ラストシーン、初演では出演者たちは手枷をはめ、出産の国家的管理、生殖医療の高度発達や産業化、性暴力、「女性なら産むのが自然」という社会的圧力などを呪詛のように唱え続け、「管理と搾取と暴力と闘争の場」としての女性の身体をめぐる政治的力学へと一気に跳躍した。一方、リクリエーション版では、出演者たちは一列に並んで客席と相対し、「ははも ははのははも…そのまたははも はらんではるはらにはらはらしながらはるばるとつきとおか…」という言葉遊びの詩のような一節を唱和し、語感の軽やかさやリズム感も相まってポジティブな印象を残した。また、上演を通じて舞台中央にはスマホ画面を模したスクリーンが屹立し、つわりの症状緩和の検索に始まって、アドバイスのまとめサイトや出産経験を綴ったブログ、「#マタニティマーク」「#陣痛バッグ」などさまざまなハッシュタグが次々と表示され、痛みの緩和対策や便利アイテムなど妊娠・出産経験者からの膨大な助言が経験知の集合的蓄積として表示されていく。(何かに対して闘っているわけではないので「連帯」という言葉は適切ではないかもしれないが)それでもやはり経験知を共有する連帯的な場としてのネット=「現代の妊娠・出産」像を示していた。
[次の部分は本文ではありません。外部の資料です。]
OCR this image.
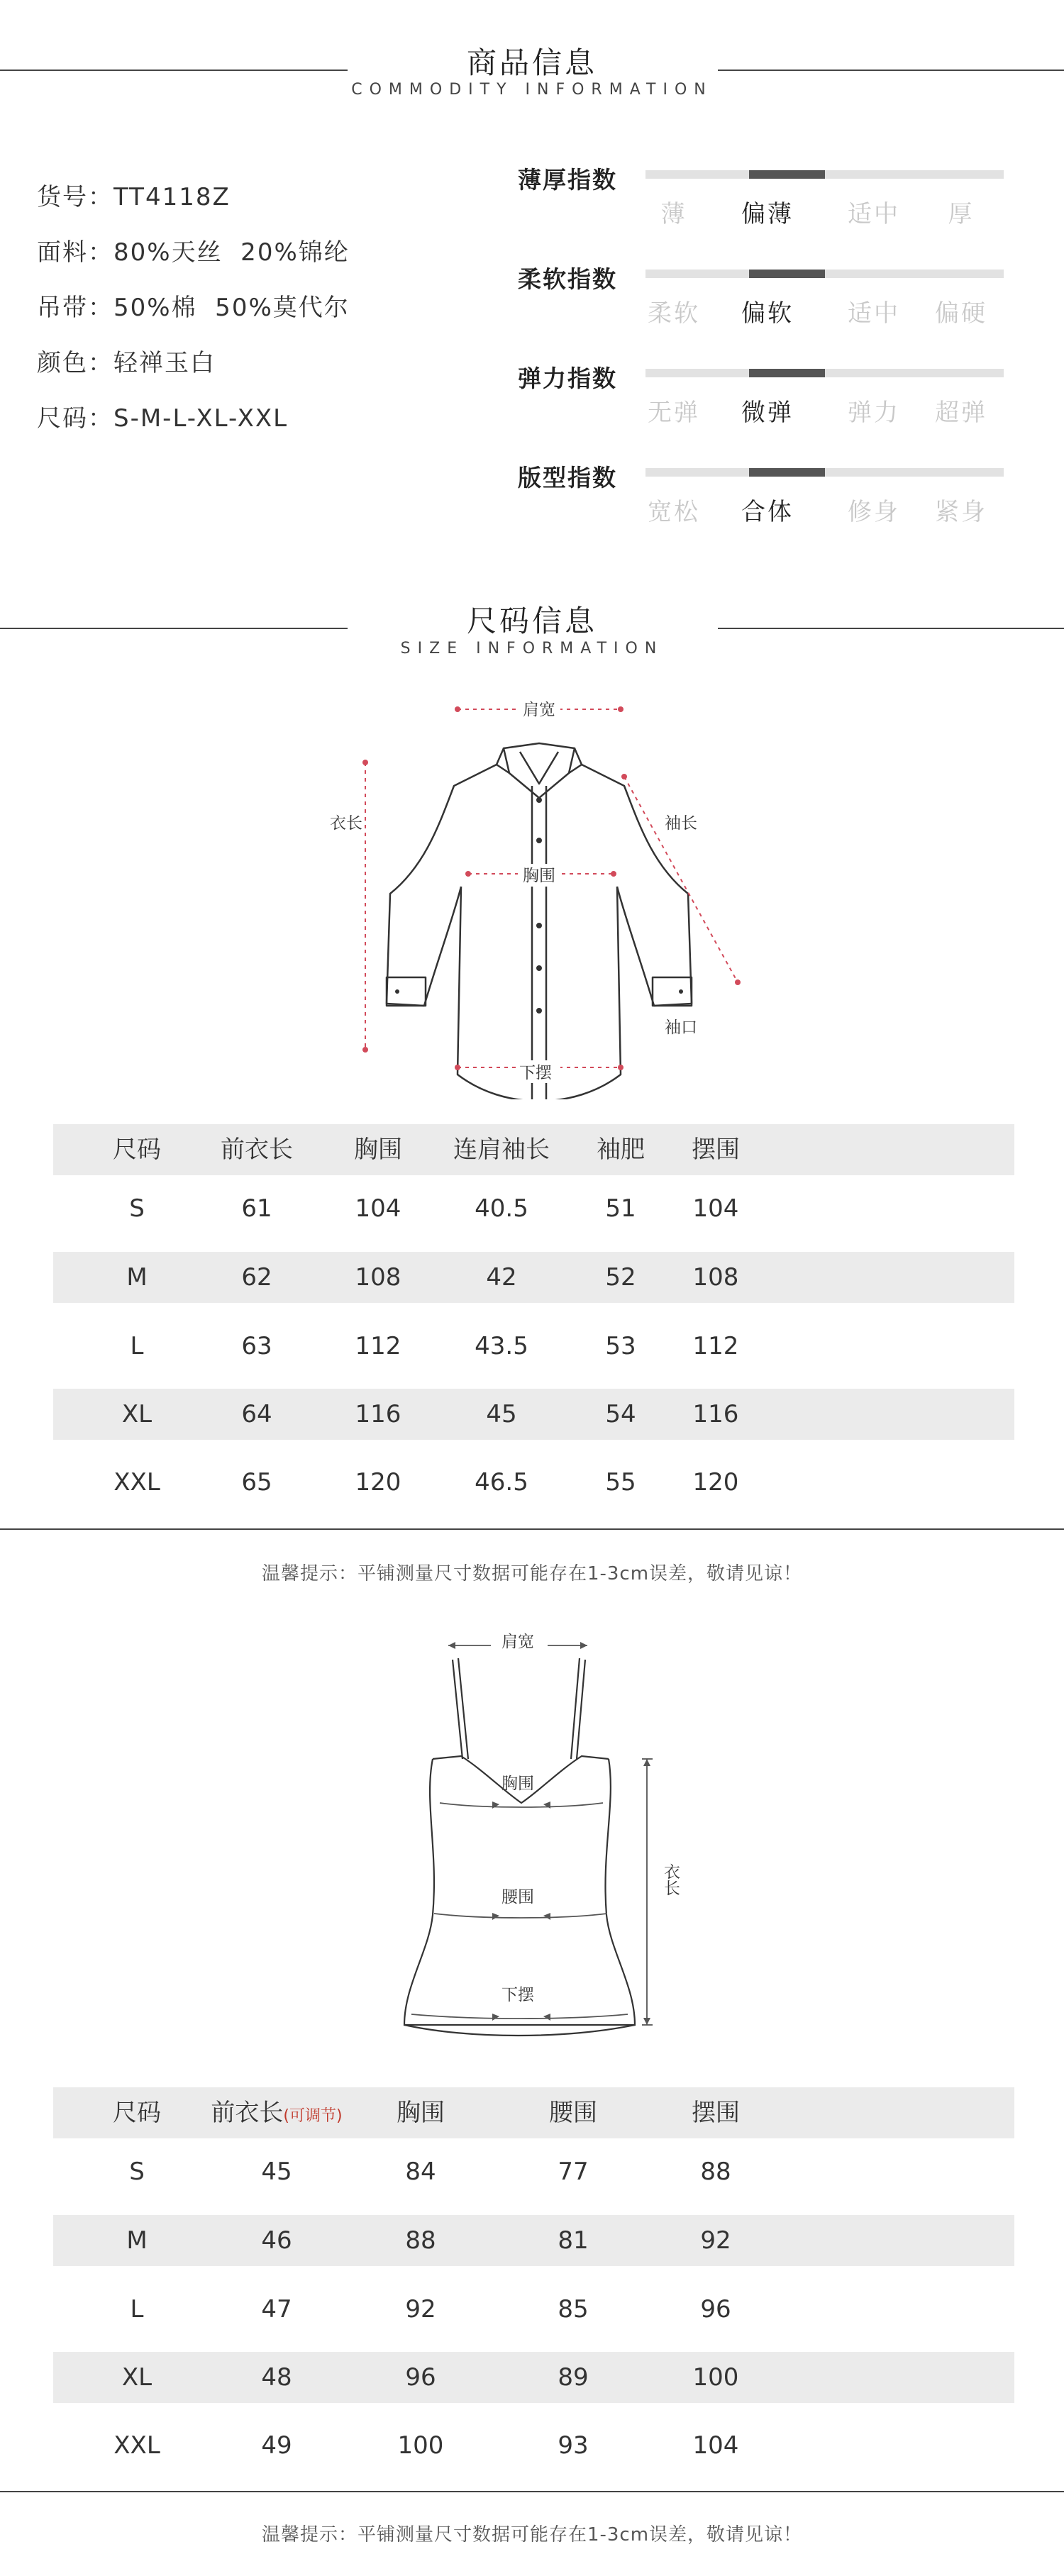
商品信息
COMMODITY INFORMATION
货号：TT4118Z
面料：80%天丝  20%锦纶
吊带：50%棉  50%莫代尔
颜色：轻禅玉白
尺码：S-M-L-XL-XXL
薄厚指数
薄	偏薄	适中	厚
柔软指数
柔软	偏软	适中	偏硬
弹力指数
无弹	微弹	弹力	超弹
版型指数
宽松	合体	修身	紧身
尺码信息
SIZE INFORMATION
肩宽
衣长	袖长
胸围
袖口
下摆
尺码 前衣长	胸围 连肩袖长 袖肥 摆围
S	61	104	40.5	51 104
M	62	108	42	52 108
L	63	112	43.5	53 112
XL	64	116	45	54 116
XXL	65	120	46.5	55 120
温馨提示：平铺测量尺寸数据可能存在1-3cm误差，敬请见谅！
肩宽
胸围
腰围
下摆
衣长
尺码 前衣长(可调节) 胸围	腰围	摆围
S	45	84	77	88
M	46	88	81	92
L	47	92	85	96
XL	48	96	89	100
XXL	49	100	93	104
温馨提示：平铺测量尺寸数据可能存在1-3cm误差，敬请见谅！
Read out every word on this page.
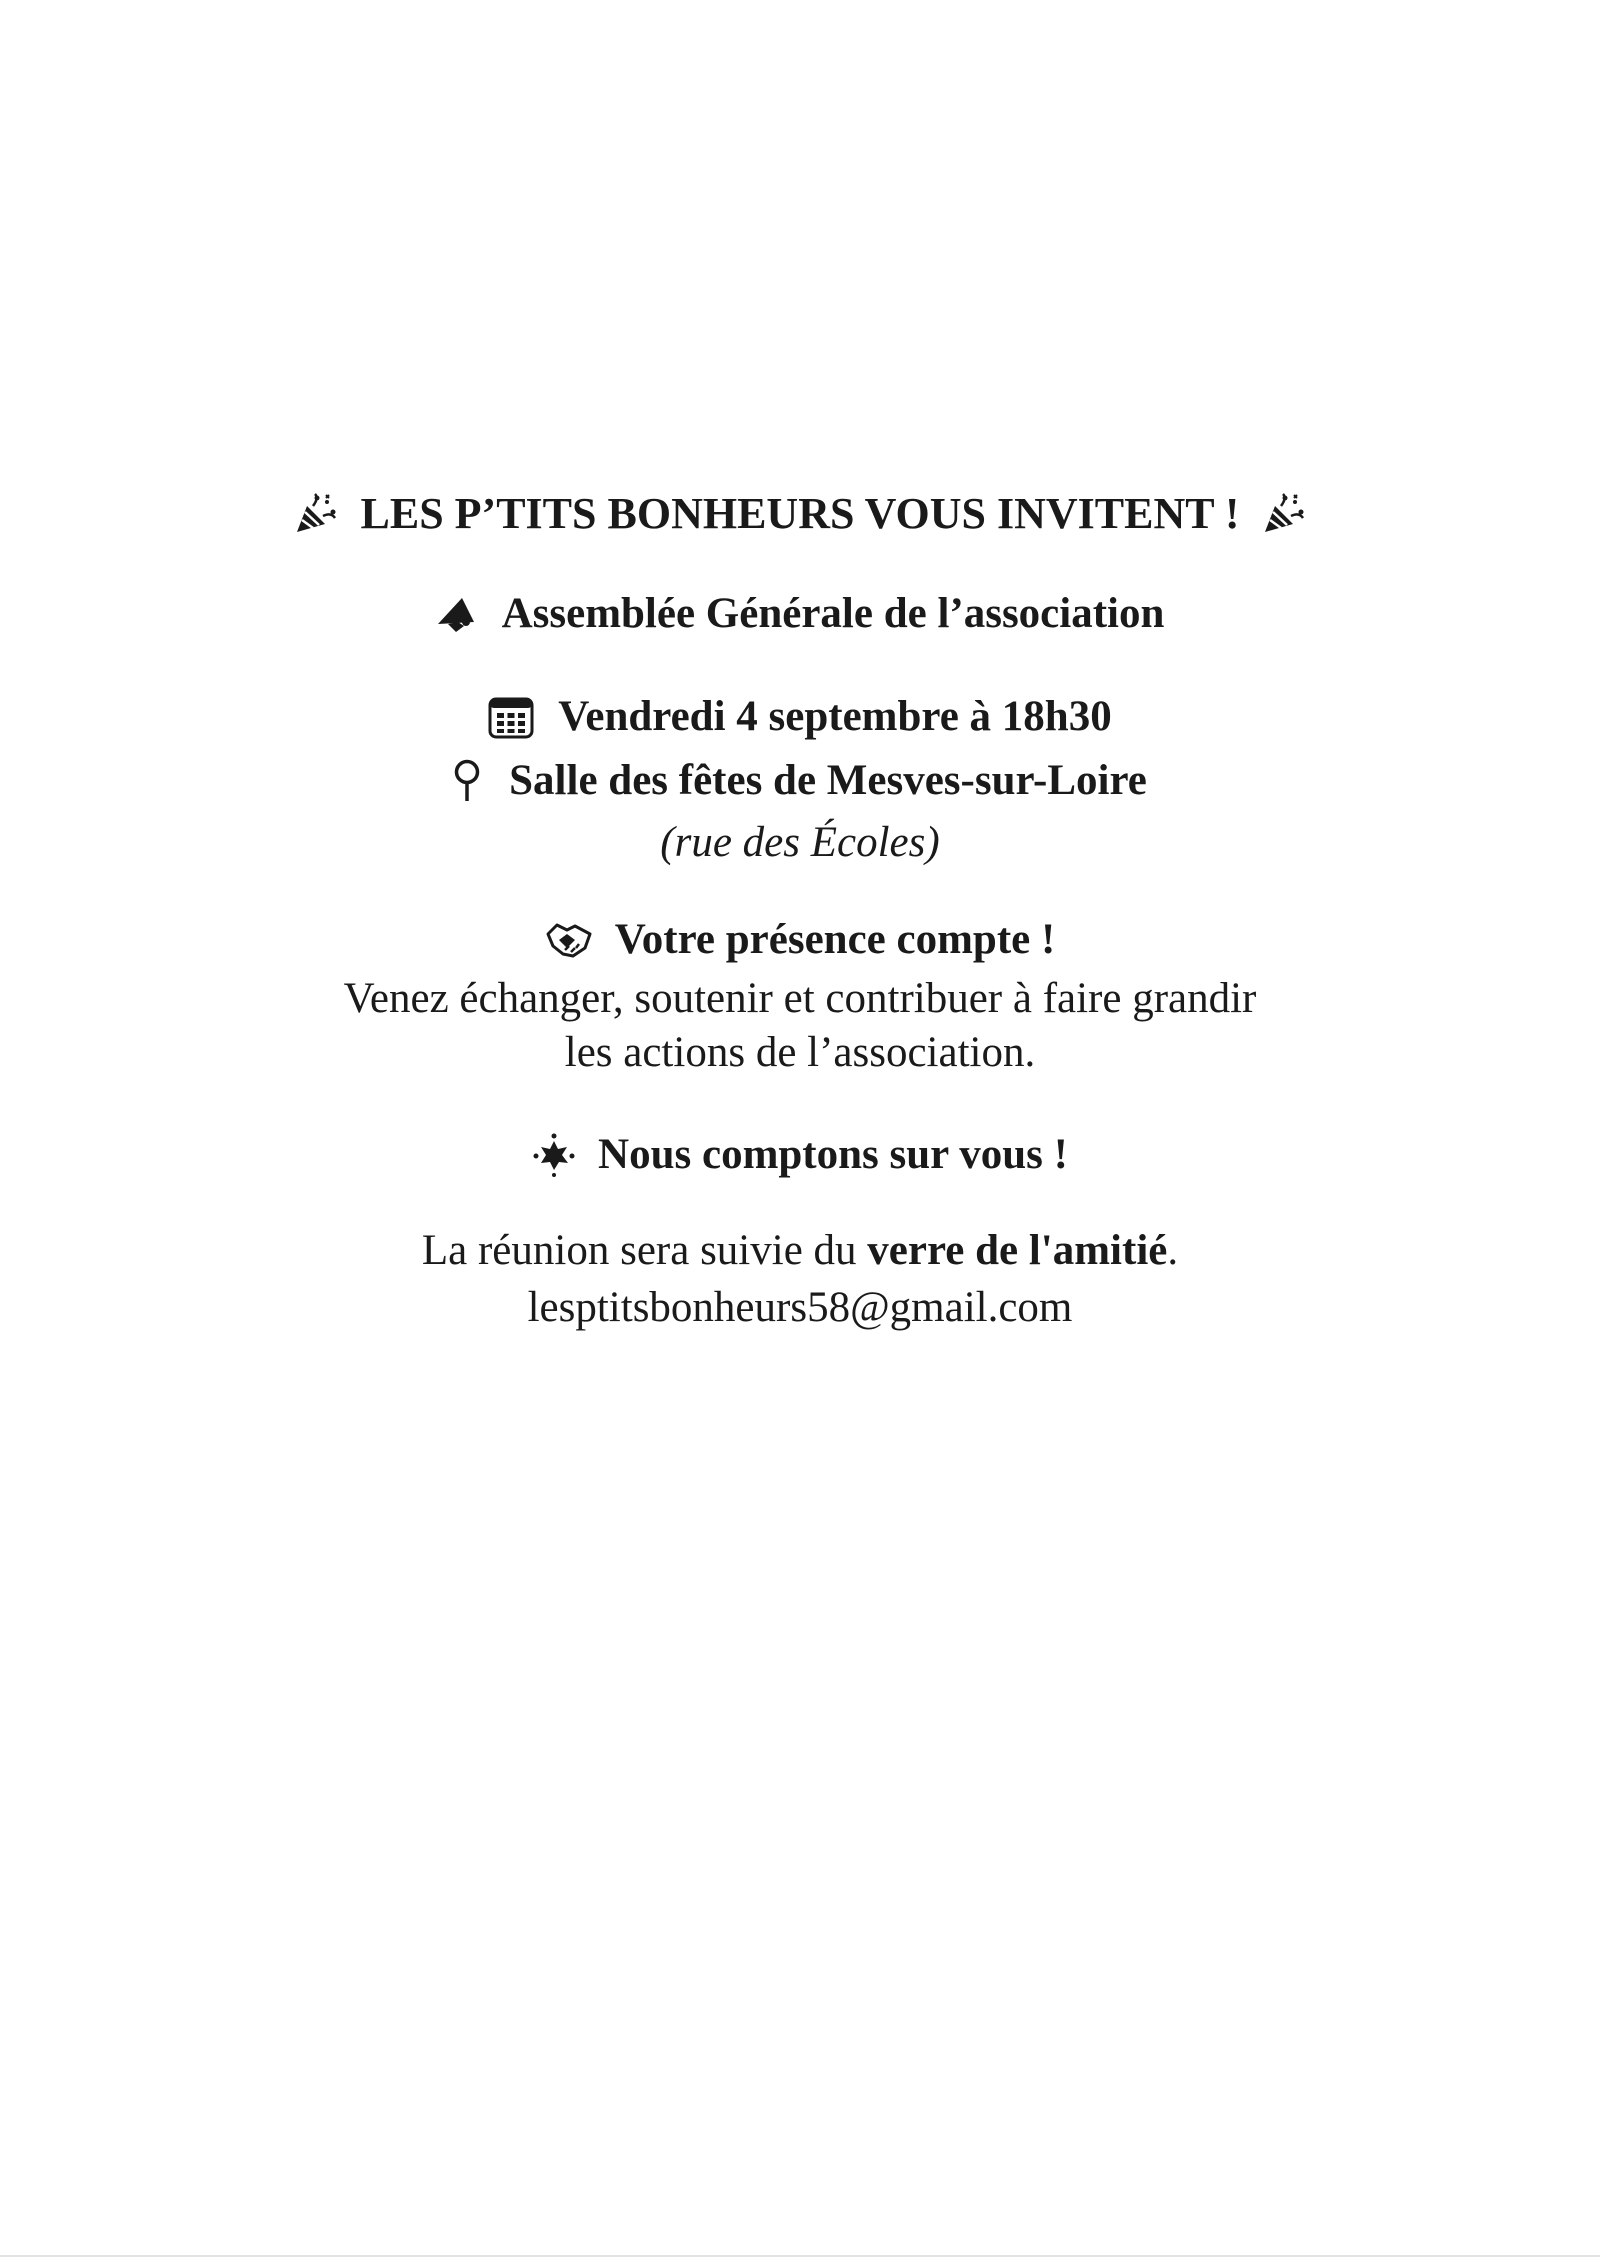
LES P’TITS BONHEURS VOUS INVITENT !
Assemblée Générale de l’association
Vendredi 4 septembre à 18h30
Salle des fêtes de Mesves-sur-Loire
(rue des Écoles)
Votre présence compte !
Venez échanger, soutenir et contribuer à faire grandir
les actions de l’association.
Nous comptons sur vous !
La réunion sera suivie du verre de l'amitié.
lesptitsbonheurs58@gmail.com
このように何重にもアップデートされたリクリエーション版だが、最後に、ジェンダーの視点から批評的後退と感じられた2点について指摘したい。上述の「擬人化されたセグウェイ」は、「妊娠・出産から最も程遠い存在としての、性別のない機械身体」という点でポストヒューマン的な視点を切り開いたと言えるが、「女性の声」で話すことの意味や必要性がどこまで考慮されていたのか疑問が残る。「産む機械」の文字通りの実装による批判性が見えてこなかった。
また、「クライマックス」としての分娩シーンを担うのは、初演時は男優であったが、リクリエーション版では女子高校生に変更された。日常生活の再現マイムで「鼻歌を歌いながら鏡の前で楽しそうにメイクし、付き合っている彼と一緒に下校」する彼女の振る舞いは、「シスジェンダーかつヘテロセクシュアル女性であること」を強く印象づけ、出演者のなかで最も「妊娠・出産の現実的可能性が高い」人物にあえて担わせた点に疑問が残る。「他者の身体に起こったことを習俗/演劇のフレームを借りて想像的に引き受ける」ことが本作の要だが、いったん(機械を含めて)限りなく広げた想像の域を、再び「自然的性」(と想定されるもの)に閉じ込めてしまったのではないか。例えば、分娩シーンを複数人でリレー的に分担する、いっそセグウェイに演じさせてみる、などの選択肢もあったのではないかという思いが残る。